The 2010 documentary “How to Start Your Own Country” explores what happens when people decide to declare their little piece of the earth (or in the case of The Principality of Sealand, a platform six miles off the coast of Britain) an independent country. The film raises fascinating questions about what makes a country a country, a question you may have never thought to ask (I hadn’t). What’s perhaps most surprising is that even the United Nations doesn’t have a clear idea of what constitutes a legitimate country–they can’t even say for certain how many countries there are in the world: who considers what legitimate is highly variable it turns out. The Czech Republic, for example, doesn’t recognize Lichtenstein as a country and yet Lichtenstein is a member of the U.N. so does that make it a country or not?

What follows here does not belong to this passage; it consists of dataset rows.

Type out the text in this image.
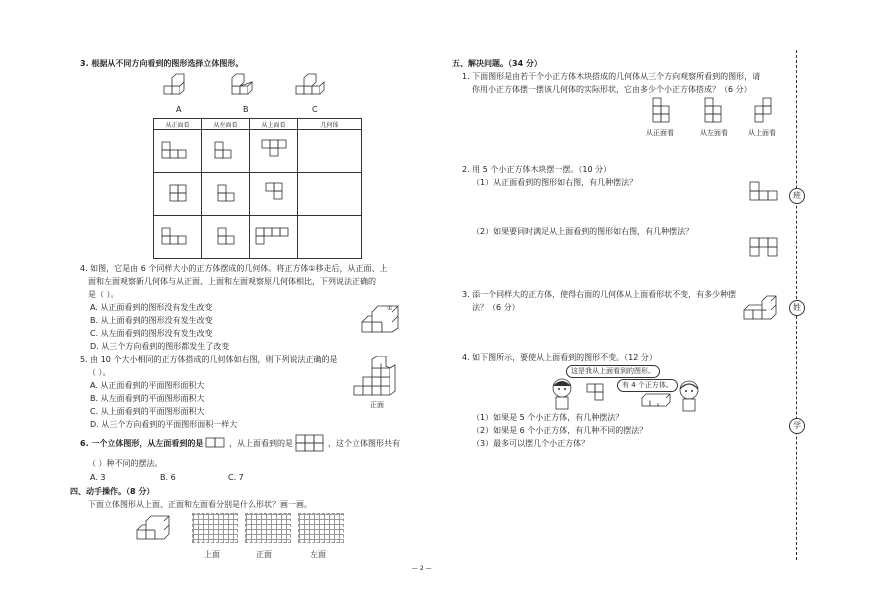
3. 根据从不同方向看到的图形选择立体图形。
A	B	C
从正面看	从左面看	从上面看	几何体

4. 如图，它是由 6 个同样大小的正方体摆成的几何体。将正方体①移走后，从正面、上
面和左面观察新几何体与从正面、上面和左面观察原几何体相比，下列说法正确的
是（ ）。
A. 从正面看到的图形没有发生改变
B. 从上面看到的图形没有发生改变
C. 从左面看到的图形没有发生改变
D. 从三个方向看到的图形都发生了改变
①
5. 由 10 个大小相同的正方体搭成的几何体如右图，则下列说法正确的是
（ ）。
A. 从正面看到的平面图形面积大
B. 从左面看到的平面图形面积大
C. 从上面看到的平面图形面积大
D. 从三个方向看到的平面图形面积一样大
正面
6. 一个立体图形，从左面看到的是	，从上面看到的是	，这个立体图形共有
（ ）种不同的摆法。
A. 3	B. 6	C. 7
四、动手操作。（8 分）
下面立体图形从上面、正面和左面看分别是什么形状？画一画。
上面	正面	左面
— 2 —
五、解决问题。（34 分）
1. 下面图形是由若干个小正方体木块搭成的几何体从三个方向观察所看到的图形，请
你用小正方体摆一摆该几何体的实际形状，它由多少个小正方体搭成？（6 分）
从正面看	从左面看	从上面看
2. 用 5 个小正方体木块摆一摆。（10 分）
（1）从正面看到的图形如右图，有几种摆法？
（2）如果要同时满足从上面看到的图形如右图，有几种摆法？
3. 添一个同样大的正方体，使得右面的几何体从上面看形状不变，有多少种摆
法？（6 分）
4. 如下图所示，要使从上面看到的图形不变。（12 分）
这是我从上面看到的图形。
有 4 个正方体。
（1）如果是 5 个小正方体，有几种摆法？
（2）如果是 6 个小正方体，有几种不同的摆法？
（3）最多可以摆几个小正方体？
班
姓
学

The film made me think of my longstanding interest in utopias. Most utopias are communities, not countries. I wonder why someone chooses a community rather than a country to make the world anew? Sure, it’s easier to start a utopian community. You don’t have to print new money or establish any of the other public services and supports like a telephone system, post office, or financial system. But it’s also harder to subvert the existing social, cultural, and economic order, which many utopias, especially in the 19th century sought to do. It’s hard to break free of something you are dependent on, which must be part of the great appeal of micronations.

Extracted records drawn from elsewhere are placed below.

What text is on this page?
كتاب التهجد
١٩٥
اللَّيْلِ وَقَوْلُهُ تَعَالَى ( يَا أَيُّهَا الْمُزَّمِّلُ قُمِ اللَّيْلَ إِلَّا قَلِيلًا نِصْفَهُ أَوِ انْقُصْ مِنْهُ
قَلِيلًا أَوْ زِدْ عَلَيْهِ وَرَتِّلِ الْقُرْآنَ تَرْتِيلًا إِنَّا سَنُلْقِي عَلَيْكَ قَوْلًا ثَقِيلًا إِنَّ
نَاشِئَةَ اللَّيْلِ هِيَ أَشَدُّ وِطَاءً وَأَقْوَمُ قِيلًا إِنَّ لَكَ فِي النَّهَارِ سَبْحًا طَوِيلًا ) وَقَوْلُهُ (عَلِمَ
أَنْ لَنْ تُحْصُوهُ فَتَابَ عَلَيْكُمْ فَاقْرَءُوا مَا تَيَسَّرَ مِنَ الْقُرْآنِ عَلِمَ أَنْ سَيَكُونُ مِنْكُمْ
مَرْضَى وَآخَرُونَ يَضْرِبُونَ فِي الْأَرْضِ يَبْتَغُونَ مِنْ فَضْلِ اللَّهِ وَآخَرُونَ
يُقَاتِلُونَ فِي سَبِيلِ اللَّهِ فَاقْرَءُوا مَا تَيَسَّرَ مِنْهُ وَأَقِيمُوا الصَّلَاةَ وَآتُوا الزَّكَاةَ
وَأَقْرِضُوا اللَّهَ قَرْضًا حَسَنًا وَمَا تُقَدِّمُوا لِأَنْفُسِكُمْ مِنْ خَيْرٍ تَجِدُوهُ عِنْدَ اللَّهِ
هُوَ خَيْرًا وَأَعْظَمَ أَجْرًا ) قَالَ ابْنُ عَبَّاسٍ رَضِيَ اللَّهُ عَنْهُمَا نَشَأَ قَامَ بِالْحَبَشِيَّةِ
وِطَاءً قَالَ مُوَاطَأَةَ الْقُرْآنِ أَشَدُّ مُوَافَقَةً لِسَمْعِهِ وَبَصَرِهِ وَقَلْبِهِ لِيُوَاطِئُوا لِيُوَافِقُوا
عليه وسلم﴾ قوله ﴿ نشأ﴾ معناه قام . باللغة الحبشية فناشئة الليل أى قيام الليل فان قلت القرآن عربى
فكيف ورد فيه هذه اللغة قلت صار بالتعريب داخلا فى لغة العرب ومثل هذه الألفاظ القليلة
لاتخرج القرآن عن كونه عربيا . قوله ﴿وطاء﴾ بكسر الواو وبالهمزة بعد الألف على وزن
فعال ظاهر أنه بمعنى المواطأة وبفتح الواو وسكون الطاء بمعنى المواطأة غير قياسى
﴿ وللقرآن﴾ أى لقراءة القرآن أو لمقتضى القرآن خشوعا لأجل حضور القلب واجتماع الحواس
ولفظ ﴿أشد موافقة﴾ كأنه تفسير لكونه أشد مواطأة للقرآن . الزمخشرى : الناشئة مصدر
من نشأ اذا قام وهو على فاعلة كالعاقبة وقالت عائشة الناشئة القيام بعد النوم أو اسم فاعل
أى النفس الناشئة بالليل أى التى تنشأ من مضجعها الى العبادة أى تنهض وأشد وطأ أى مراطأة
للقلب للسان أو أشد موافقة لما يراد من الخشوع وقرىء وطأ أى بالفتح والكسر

I was pleased to learn that Wisconsin has a micronation. It’s called Talossa and it’s located in Milwaukee. This isn’t Wisconsin’s first micronation, though.

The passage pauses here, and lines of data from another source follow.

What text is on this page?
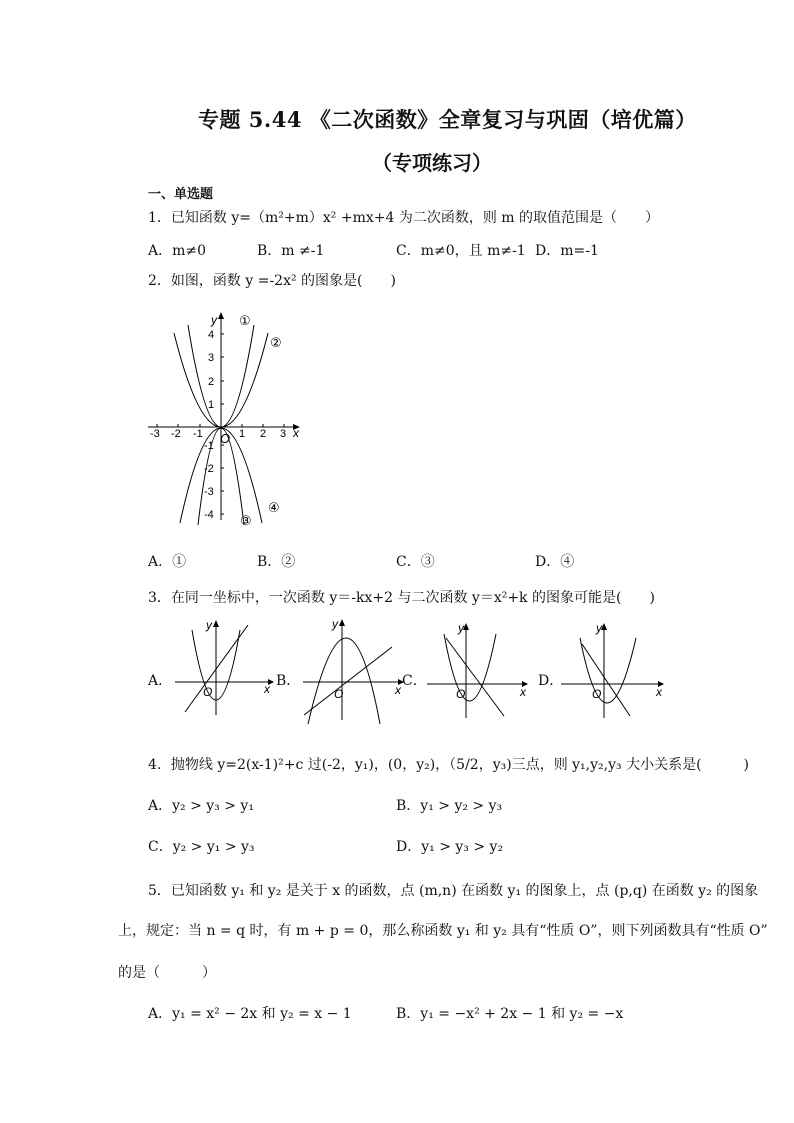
专题 5.44 《二次函数》全章复习与巩固（培优篇）
（专项练习）
一、单选题
1．已知函数 y=（m²+m）x² +mx+4 为二次函数，则 m 的取值范围是（　　）
A．m≠0	B．m ≠-1	C．m≠0，且 m≠-1 D．m=-1
2．如图，函数 y =-2x² 的图象是(　　)
-3 -2 -1	1 2 3 x
y
4
3
2
1
-1
-2
-3
-4
O
①
②
③
④
A．①	B．②	C．③	D．④
3．在同一坐标中，一次函数 y＝-kx+2 与二次函数 y＝x²+k 的图象可能是(　　)
A．
y
x
O
B．
y
x
O
C．
y
x
O
D．
y
x
O
4．抛物线 y=2(x-1)²+c 过(-2，y₁)，(0，y₂)，（5/2，y₃)三点，则 y₁,y₂,y₃ 大小关系是(　　　)
A．y₂ > y₃ > y₁	B．y₁ > y₂ > y₃
C．y₂ > y₁ > y₃	D．y₁ > y₃ > y₂
5．已知函数 y₁ 和 y₂ 是关于 x 的函数，点 (m,n) 在函数 y₁ 的图象上，点 (p,q) 在函数 y₂ 的图象
上，规定：当 n = q 时，有 m + p = 0，那么称函数 y₁ 和 y₂ 具有“性质 O”，则下列函数具有“性质 O”
的是（　　　）
A．y₁ = x² − 2x 和 y₂ = x − 1	B．y₁ = −x² + 2x − 1 和 y₂ = −x
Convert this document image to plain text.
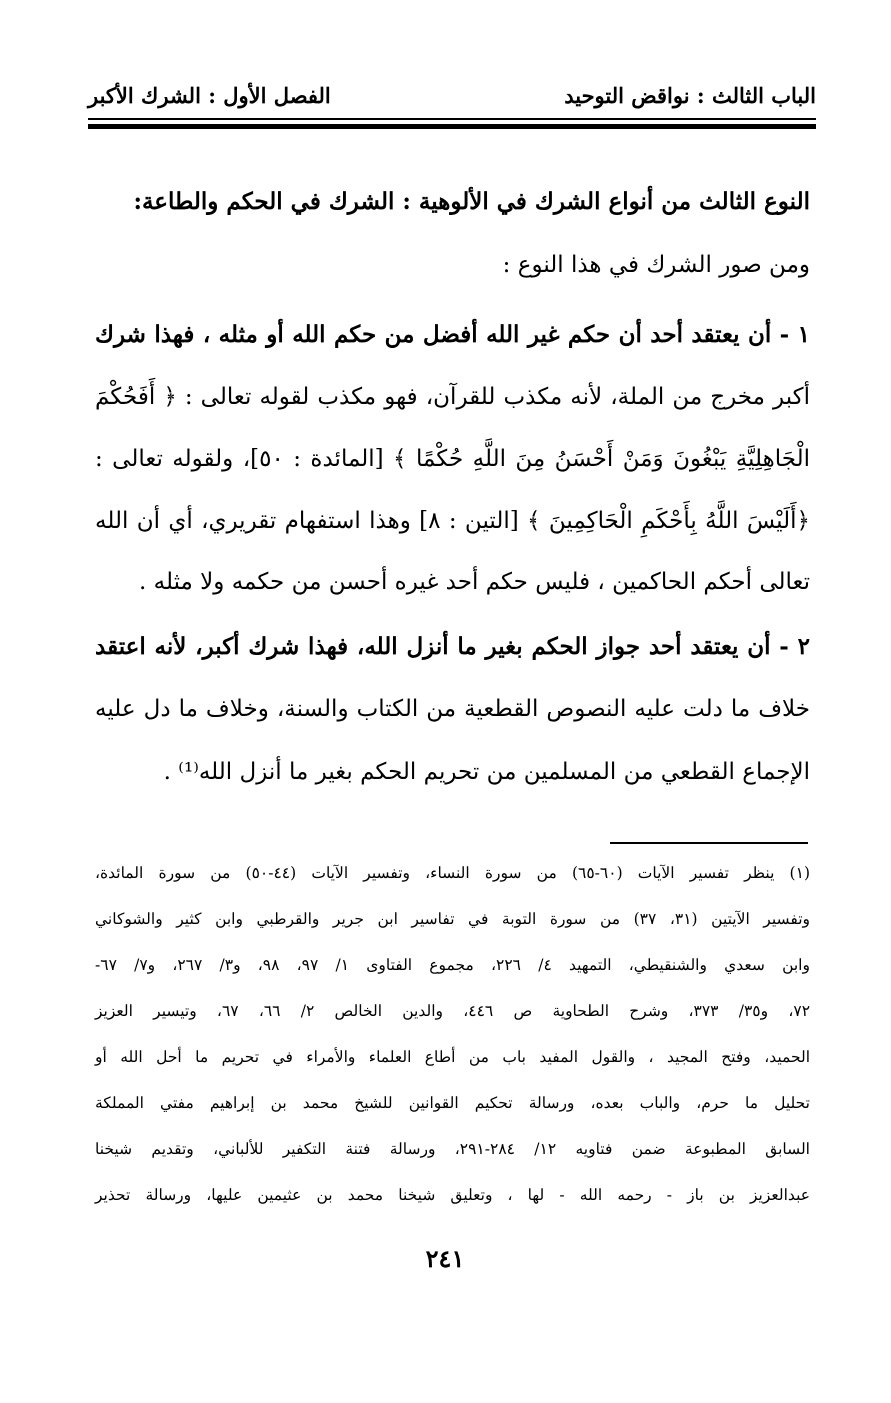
الباب الثالث : نواقض التوحيد
الفصل الأول : الشرك الأكبر
النوع الثالث من أنواع الشرك في الألوهية : الشرك في الحكم والطاعة:
ومن صور الشرك في هذا النوع :
١ - أن يعتقد أحد أن حكم غير الله أفضل من حكم الله أو مثله ، فهذا شرك
أكبر مخرج من الملة، لأنه مكذب للقرآن، فهو مكذب لقوله تعالى : ﴿ أَفَحُكْمَ
الْجَاهِلِيَّةِ يَبْغُونَ وَمَنْ أَحْسَنُ مِنَ اللَّهِ حُكْمًا ﴾ [المائدة : ٥٠]، ولقوله تعالى :
﴿أَلَيْسَ اللَّهُ بِأَحْكَمِ الْحَاكِمِينَ ﴾ [التين : ٨] وهذا استفهام تقريري، أي أن الله
تعالى أحكم الحاكمين ، فليس حكم أحد غيره أحسن من حكمه ولا مثله .
٢ - أن يعتقد أحد جواز الحكم بغير ما أنزل الله، فهذا شرك أكبر، لأنه اعتقد
خلاف ما دلت عليه النصوص القطعية من الكتاب والسنة، وخلاف ما دل عليه
الإجماع القطعي من المسلمين من تحريم الحكم بغير ما أنزل الله⁽¹⁾ .
(١) ينظر تفسير الآيات (٦٠-٦٥) من سورة النساء، وتفسير الآيات (٤٤-٥٠) من سورة المائدة،
وتفسير الآيتين (٣١، ٣٧) من سورة التوبة في تفاسير ابن جرير والقرطبي وابن كثير والشوكاني
وابن سعدي والشنقيطي، التمهيد ٤/ ٢٢٦، مجموع الفتاوى ١/ ٩٧، ٩٨، و٣/ ٢٦٧، و٧/ ٦٧-
٧٢، و٣٥/ ٣٧٣، وشرح الطحاوية ص ٤٤٦، والدين الخالص ٢/ ٦٦، ٦٧، وتيسير العزيز
الحميد، وفتح المجيد ، والقول المفيد باب من أطاع العلماء والأمراء في تحريم ما أحل الله أو
تحليل ما حرم، والباب بعده، ورسالة تحكيم القوانين للشيخ محمد بن إبراهيم مفتي المملكة
السابق المطبوعة ضمن فتاويه ١٢/ ٢٨٤-٢٩١، ورسالة فتنة التكفير للألباني، وتقديم شيخنا
عبدالعزيز بن باز - رحمه الله - لها ، وتعليق شيخنا محمد بن عثيمين عليها، ورسالة تحذير
٢٤١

In 1847, a breakaway Mormon leader named James Strang established a kingdom with himself as ruler (of course) on Beaver Island in Lake Michigan. This was in the years before the Latter Day Saints had moved to Utah. After the death of Mormon founder Joseph Smith in 1844, Strang produced a document (that he forged) claiming that he had been selected by Smith to be his successor. The community split on the question of who to follow: Strang or Brigham Young. The majority followed Young but a group took Strang’s word for it and followed him to Wisconsin. They first founded a colony called Voree near Burlington, Wisconsin, and later established a kingdom on Beaver Island. It was there, on July 8, 1850, that Strang had himself crowned king, the only man in American history to have achieved that title. 

Attacks and in-fighting doomed Strang’s kingdom, however, and Strang himself was assassinated in 1856. The community soon broke up, ending an early chapter in Wisconsin micronation history.